A programming error kept the IRS from notifying hundreds of thousands of identity theft victims about criminals using their Social Security numbers to get themselves jobs in 2017, according to an internal investigation.

Last year, more than half a million Americans had their identities used by others to get hired, but only first-time victims received a notification from the IRS, the Treasury Inspector General for Tax Administration found. As a result, nearly 460,000 previous victims of employment identity theft were left in the dark about their information getting stolen yet again.

“Most identified victims remain unaware that their identities are being used by other individuals for employment,” TIGTA wrote in its report.

Auditors determined a programming error limited theft notifications to only those who were not labeled as victims in prior years. The inspector general brought the error to the attention of the IRS in April 2017, and the agency said it planned to implement a correction by Jan. 27.

IRS could not confirm to Nextgov whether the system has been updated.

To spot employment identity theft, IRS compares the Individual Taxpayer Identification Numbers and Social Security numbers on electronically submitted tax returns. When it finds a mismatch, the agency alerts the individual their identity may be compromised.

Of the 112,445 people who received notifications in 2017, investigators found roughly 13.5 percent weren’t actually victims of identity theft.
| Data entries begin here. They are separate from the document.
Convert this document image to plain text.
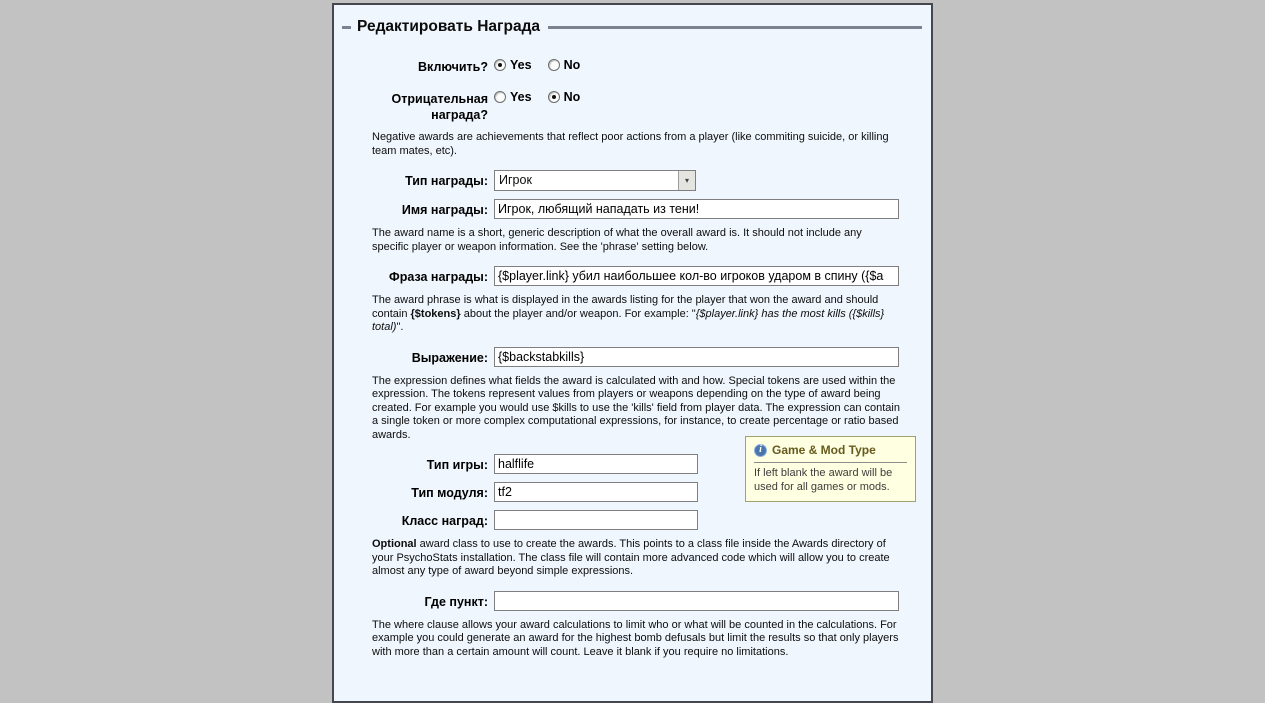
Редактировать Награда
Включить?	Yes	No
Отрицательная награда?
Yes	No

Negative awards are achievements that reflect poor actions from a player (like commiting suicide, or killing team mates, etc).

Тип награды: Игрок	▾
Имя награды:
Игрок, любящий нападать из тени!

The award name is a short, generic description of what the overall award is. It should not include any specific player or weapon information. See the 'phrase' setting below.

Фраза награды:
{$player.link} убил наибольшее кол-во игроков ударом в спину ({$a

The award phrase is what is displayed in the awards listing for the player that won the award and should contain {$tokens} about the player and/or weapon. For example: "{$player.link} has the most kills ({$kills} total)".

Выражение:
{$backstabkills}

The expression defines what fields the award is calculated with and how. Special tokens are used within the expression. The tokens represent values from players or weapons depending on the type of award being created. For example you would use $kills to use the 'kills' field from player data. The expression can contain a single token or more complex computational expressions, for instance, to create percentage or ratio based awards.

Тип игры:
halflife
Тип модуля:
tf2
Класс наград:

Optional award class to use to create the awards. This points to a class file inside the Awards directory of your PsychoStats installation. The class file will contain more advanced code which will allow you to create almost any type of award beyond simple expressions.

Где пункт:

The where clause allows your award calculations to limit who or what will be counted in the calculations. For example you could generate an award for the highest bomb defusals but limit the results so that only players with more than a certain amount will count. Leave it blank if you require no limitations.

i Game & Mod Type
If left blank the award will be used for all games or mods.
The false alerts most commonly stemmed from couples double-filing returns that included the other spouse's wages and Social Security numbers.
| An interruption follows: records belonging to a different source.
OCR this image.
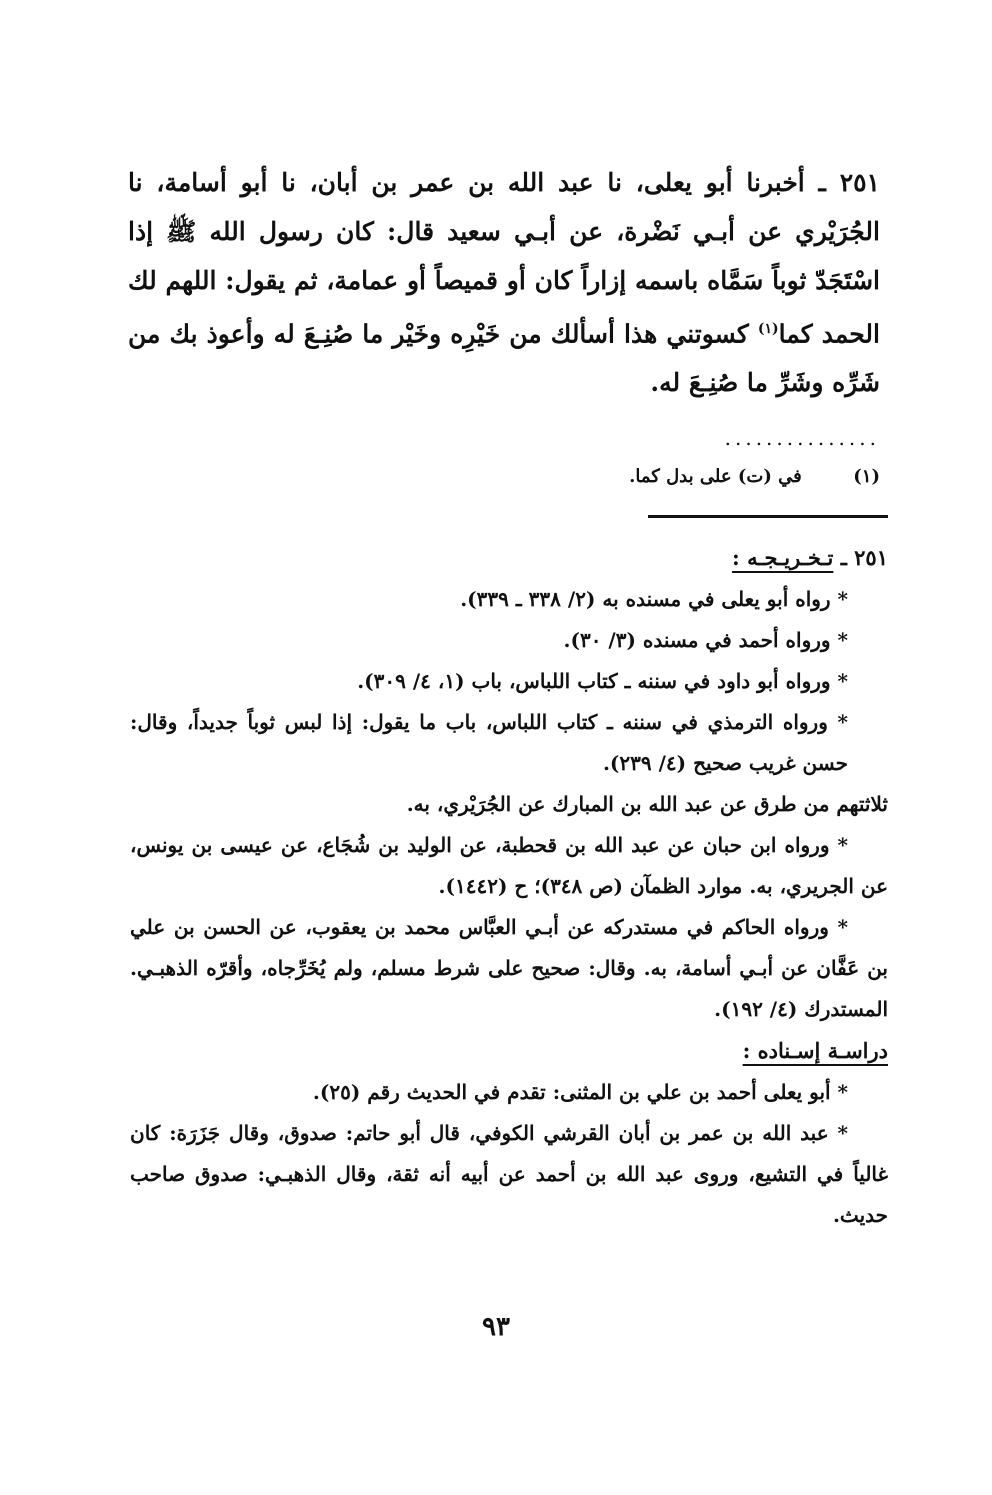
٢٥١ ـ أخبرنا أبو يعلى، نا عبد الله بن عمر بن أبان، نا أبو أسامة، نا الجُرَيْري عن أبـي نَضْرة، عن أبـي سعيد قال: كان رسول الله ﷺ إذا اسْتَجَدّ ثوباً سَمَّاه باسمه إزاراً كان أو قميصاً أو عمامة، ثم يقول: اللهم لك الحمد كما$^{(١)}$ كسوتني هذا أسألك من خَيْرِه وخَيْر ما صُنِـعَ له وأعوذ بك من شَرِّه وشَرِّ ما صُنِـعَ له.
...............
(١) في (ت) على بدل كما.

٢٥١ ـ تـخـريـجـه :

* رواه أبو يعلى في مسنده به (٢/ ٣٣٨ ـ ٣٣٩).

* ورواه أحمد في مسنده (٣/ ٣٠).

* ورواه أبو داود في سننه ـ كتاب اللباس، باب (١، ٤/ ٣٠٩).

* ورواه الترمذي في سننه ـ كتاب اللباس، باب ما يقول: إذا لبس ثوباً جديداً، وقال: حسن غريب صحيح (٤/ ٢٣٩).

ثلاثتهم من طرق عن عبد الله بن المبارك عن الجُرَيْري، به.

* ورواه ابن حبان عن عبد الله بن قحطبة، عن الوليد بن شُجَاع، عن عيسى بن يونس، عن الجريري، به. موارد الظمآن (ص ٣٤٨)؛ ح (١٤٤٢).

* ورواه الحاكم في مستدركه عن أبـي العبَّاس محمد بن يعقوب، عن الحسن بن علي بن عَفَّان عن أبـي أسامة، به. وقال: صحيح على شرط مسلم، ولم يُخَرِّجاه، وأقرّه الذهبـي. المستدرك (٤/ ١٩٢).

دراسـة إسـناده :

* أبو يعلى أحمد بن علي بن المثنى: تقدم في الحديث رقم (٢٥).

* عبد الله بن عمر بن أبان القرشي الكوفي، قال أبو حاتم: صدوق، وقال جَزَرَة: كان غالياً في التشيع، وروى عبد الله بن أحمد عن أبيه أنه ثقة، وقال الذهبـي: صدوق صاحب حديث.

٩٣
“Employment identity theft can cause a significant burden to innocent taxpayers, including the incorrect computation of taxes based on income that does not belong to them,” said investigators, adding, “erroneously marking taxpayers’ accounts with the employment identity theft marker causes taxpayer burden and confusion when they receive the [identity theft] notice.”

In addition to updating the identity verification system, TIGTA recommended the IRS tell as-of-yet unnotified victims their Social Security numbers were stolen and alert those who accidentally received identity theft alerts to the agency’s mistake.

IRS agreed with all recommendations.